Mandela memorial service's interpreter for deaf: I'm schizophrenic
JOHANNESBURG -- The man accused of faking sign interpretation while standing alongside world leaders like President Obama at Nelson Mandela's memorial service said Thursday he hallucinated that angels were entering the stadium, suffers from schizophrenia and has been violent in the past.
A South African deputy Cabinet minister, Hendrietta Bogopane-Zulu, later held a news conference to announce that "a mistake happened" in the hiring of Jantjie.
After Jantjie revealed his illness on South Africa's Talk Radio 702, he went on to defend his widely disputed performance, saying he was happy with how it went.
"I think that I've been a champion of sign language," said Jantjie. "I've interpreted in many big events, not only the event that is in question now ... and then there was no one at all that said I interpreted wrong."
"There was nothing; he was just throwing his hands everywhere," said Selebano. "Meaningless, like, for example, if somebody says, 'Speak English,' and I say, 'Blah blah blah blah blah,' basically that's what he was saying."
The deputy minister said the translation company offered sub-standard services, the rate they paid the translator was far below the normal levels and that in order to maintain the interpreter's concentration level, interpreters must be switched every 20 minutes. Jantjie was on the stage for the entire service that lasted more than three hours.
She declined to say who in South Africa's government was responsible for contracting the company that provided the translator, or how those rules could be flouted.
"It's an interdepartmental responsibility," she said. "We are trying to establish what happened."
But he also apologized for his performance that has been dismissed by many sign-language experts as gibberish.
"I would like to tell everybody that if I've offended anyone, please, forgive me," Jantjie said. "But what I was doing, I was doing what I believe is my calling, I was doing what I believe makes a difference."
The statements by Jantjie raise serious security issues for Mr. Obama, other heads of state and U.N. Secretary-General Ban Ki-moon who made speeches at FNB Stadium in Soweto, Johannesburg's black township. The ceremony honored Mandela, the anti-apartheid icon and former president who died on Dec. 5. Many of them, including Mr. Obama, stood one yard away from Jantjie.
"I was in a very difficult position," he added. "And remember those people, the president and everyone, they were armed, there was armed police around me. If I start panicking I'll start being a problem. I have to deal with this in a manner so that I mustn't embarrass my country."
Asked how often he had become violent, he said "a lot" while declining to provide details.
Jantjie said he was due on the day of the ceremony to get a regular six-month mental health checkup to determine whether the medication he takes was working, whether it needed to be changed or whether he needed to be kept at a mental health facility for treatment.

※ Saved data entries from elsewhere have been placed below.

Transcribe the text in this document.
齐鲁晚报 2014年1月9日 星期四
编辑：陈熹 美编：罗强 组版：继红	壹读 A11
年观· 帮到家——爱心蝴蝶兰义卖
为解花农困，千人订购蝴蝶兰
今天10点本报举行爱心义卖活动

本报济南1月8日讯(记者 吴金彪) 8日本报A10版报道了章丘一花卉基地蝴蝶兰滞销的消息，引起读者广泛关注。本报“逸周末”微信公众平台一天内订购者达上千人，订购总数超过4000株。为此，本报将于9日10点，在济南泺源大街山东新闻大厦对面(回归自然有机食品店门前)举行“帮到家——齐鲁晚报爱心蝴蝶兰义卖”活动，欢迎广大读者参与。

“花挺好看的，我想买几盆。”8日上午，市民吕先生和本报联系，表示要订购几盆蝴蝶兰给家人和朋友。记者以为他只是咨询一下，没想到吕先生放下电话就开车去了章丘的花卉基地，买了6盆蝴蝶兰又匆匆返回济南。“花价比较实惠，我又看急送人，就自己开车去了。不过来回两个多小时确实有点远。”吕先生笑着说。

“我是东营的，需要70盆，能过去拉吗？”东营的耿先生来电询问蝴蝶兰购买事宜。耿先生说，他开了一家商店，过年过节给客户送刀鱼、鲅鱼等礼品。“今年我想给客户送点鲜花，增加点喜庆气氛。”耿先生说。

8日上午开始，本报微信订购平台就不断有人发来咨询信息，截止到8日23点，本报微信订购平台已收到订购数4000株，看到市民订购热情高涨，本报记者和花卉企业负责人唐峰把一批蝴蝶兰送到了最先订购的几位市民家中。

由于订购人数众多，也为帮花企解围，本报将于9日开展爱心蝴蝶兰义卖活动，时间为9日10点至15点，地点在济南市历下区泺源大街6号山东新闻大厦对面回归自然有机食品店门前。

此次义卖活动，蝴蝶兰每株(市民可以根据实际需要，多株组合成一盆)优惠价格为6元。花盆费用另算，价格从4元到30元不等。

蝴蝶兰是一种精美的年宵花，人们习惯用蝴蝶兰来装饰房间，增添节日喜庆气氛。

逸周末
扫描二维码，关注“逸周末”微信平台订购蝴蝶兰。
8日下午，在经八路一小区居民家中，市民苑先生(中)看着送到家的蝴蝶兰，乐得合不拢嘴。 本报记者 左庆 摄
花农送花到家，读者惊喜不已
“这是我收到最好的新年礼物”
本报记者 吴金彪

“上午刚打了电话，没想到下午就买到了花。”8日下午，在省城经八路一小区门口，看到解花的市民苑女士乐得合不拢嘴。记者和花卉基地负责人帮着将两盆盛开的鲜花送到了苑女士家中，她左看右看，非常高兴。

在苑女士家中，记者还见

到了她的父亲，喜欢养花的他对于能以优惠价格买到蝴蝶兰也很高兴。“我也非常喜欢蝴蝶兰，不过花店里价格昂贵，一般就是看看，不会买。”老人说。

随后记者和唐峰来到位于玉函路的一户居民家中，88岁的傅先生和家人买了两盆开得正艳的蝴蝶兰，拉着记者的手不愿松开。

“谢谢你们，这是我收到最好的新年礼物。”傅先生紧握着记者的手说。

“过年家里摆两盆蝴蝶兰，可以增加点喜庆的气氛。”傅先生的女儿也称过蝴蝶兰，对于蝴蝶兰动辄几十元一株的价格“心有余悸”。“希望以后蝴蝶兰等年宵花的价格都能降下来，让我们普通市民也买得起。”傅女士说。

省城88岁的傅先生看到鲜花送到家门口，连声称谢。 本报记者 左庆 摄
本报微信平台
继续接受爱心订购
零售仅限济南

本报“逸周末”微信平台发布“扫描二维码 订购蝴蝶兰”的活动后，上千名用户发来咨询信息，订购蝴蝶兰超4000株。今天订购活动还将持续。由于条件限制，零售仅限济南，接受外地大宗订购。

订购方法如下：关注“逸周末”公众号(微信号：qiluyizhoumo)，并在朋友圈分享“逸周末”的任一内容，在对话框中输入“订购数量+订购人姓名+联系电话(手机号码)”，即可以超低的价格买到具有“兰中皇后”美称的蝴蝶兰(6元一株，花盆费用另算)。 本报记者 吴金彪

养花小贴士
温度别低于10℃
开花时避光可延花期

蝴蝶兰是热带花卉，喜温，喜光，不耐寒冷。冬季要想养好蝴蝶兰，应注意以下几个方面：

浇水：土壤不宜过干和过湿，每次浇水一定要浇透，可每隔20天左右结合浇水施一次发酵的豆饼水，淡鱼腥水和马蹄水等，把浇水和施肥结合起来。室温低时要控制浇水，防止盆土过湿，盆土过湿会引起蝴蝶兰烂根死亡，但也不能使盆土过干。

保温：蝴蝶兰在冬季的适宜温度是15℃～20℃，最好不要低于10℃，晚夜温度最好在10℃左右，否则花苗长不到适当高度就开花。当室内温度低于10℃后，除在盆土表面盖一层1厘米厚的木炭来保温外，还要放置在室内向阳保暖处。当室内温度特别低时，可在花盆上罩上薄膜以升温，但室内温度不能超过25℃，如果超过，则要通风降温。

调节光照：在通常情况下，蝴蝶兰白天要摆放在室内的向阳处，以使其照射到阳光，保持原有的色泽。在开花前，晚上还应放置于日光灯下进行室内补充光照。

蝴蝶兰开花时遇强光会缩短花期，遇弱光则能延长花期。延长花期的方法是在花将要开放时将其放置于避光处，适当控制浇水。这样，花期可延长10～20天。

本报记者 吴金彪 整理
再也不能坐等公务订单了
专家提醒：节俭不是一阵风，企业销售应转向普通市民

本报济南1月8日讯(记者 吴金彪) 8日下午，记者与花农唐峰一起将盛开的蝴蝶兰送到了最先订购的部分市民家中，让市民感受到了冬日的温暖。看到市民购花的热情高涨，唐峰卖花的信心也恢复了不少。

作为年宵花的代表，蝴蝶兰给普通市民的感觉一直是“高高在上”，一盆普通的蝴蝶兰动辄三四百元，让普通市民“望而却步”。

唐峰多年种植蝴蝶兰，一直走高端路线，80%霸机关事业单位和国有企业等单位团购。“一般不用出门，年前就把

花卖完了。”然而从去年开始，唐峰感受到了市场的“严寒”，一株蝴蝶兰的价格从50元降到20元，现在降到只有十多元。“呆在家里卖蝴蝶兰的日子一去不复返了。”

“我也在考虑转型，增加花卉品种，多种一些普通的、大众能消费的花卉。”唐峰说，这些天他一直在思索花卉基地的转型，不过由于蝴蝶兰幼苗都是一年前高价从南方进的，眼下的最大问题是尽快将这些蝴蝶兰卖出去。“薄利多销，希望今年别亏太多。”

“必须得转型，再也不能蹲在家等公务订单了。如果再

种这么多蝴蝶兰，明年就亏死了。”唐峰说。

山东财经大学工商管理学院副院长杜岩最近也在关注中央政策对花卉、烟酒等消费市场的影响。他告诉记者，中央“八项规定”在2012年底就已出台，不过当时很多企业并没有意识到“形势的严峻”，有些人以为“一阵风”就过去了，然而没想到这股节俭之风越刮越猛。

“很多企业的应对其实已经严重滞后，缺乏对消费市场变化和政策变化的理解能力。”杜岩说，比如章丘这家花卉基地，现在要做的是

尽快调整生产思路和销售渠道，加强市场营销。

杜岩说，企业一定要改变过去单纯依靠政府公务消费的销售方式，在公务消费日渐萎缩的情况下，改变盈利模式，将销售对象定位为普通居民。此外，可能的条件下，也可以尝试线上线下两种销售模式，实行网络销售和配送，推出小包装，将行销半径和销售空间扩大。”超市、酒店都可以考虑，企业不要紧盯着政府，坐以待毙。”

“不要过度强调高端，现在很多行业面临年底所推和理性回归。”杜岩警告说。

He said he did not tell the company that contracted him for the event for about $85 that he was due for the checkup, but said the owner of SA Interpreters in Johannesburg was aware of his condition.
AP journalists who visited the address of the company that Jantjie provided found a different company there, whose managers said they knew nothing about SA Interpreters. A woman answered the phone at a number that Jantjie provided and said it was not for the company, and another phone number went to a voicemail that did not identify the person or company with the number.
Jantjie said he received one year of sign language interpretation at a school in Cape Town. He said he has previously interpreted at many events without anyone complaining.
The AP showed Jantjie video footage of him interpreting on stage at the Mandela memorial service.
"I don't remember any of this at all," he said.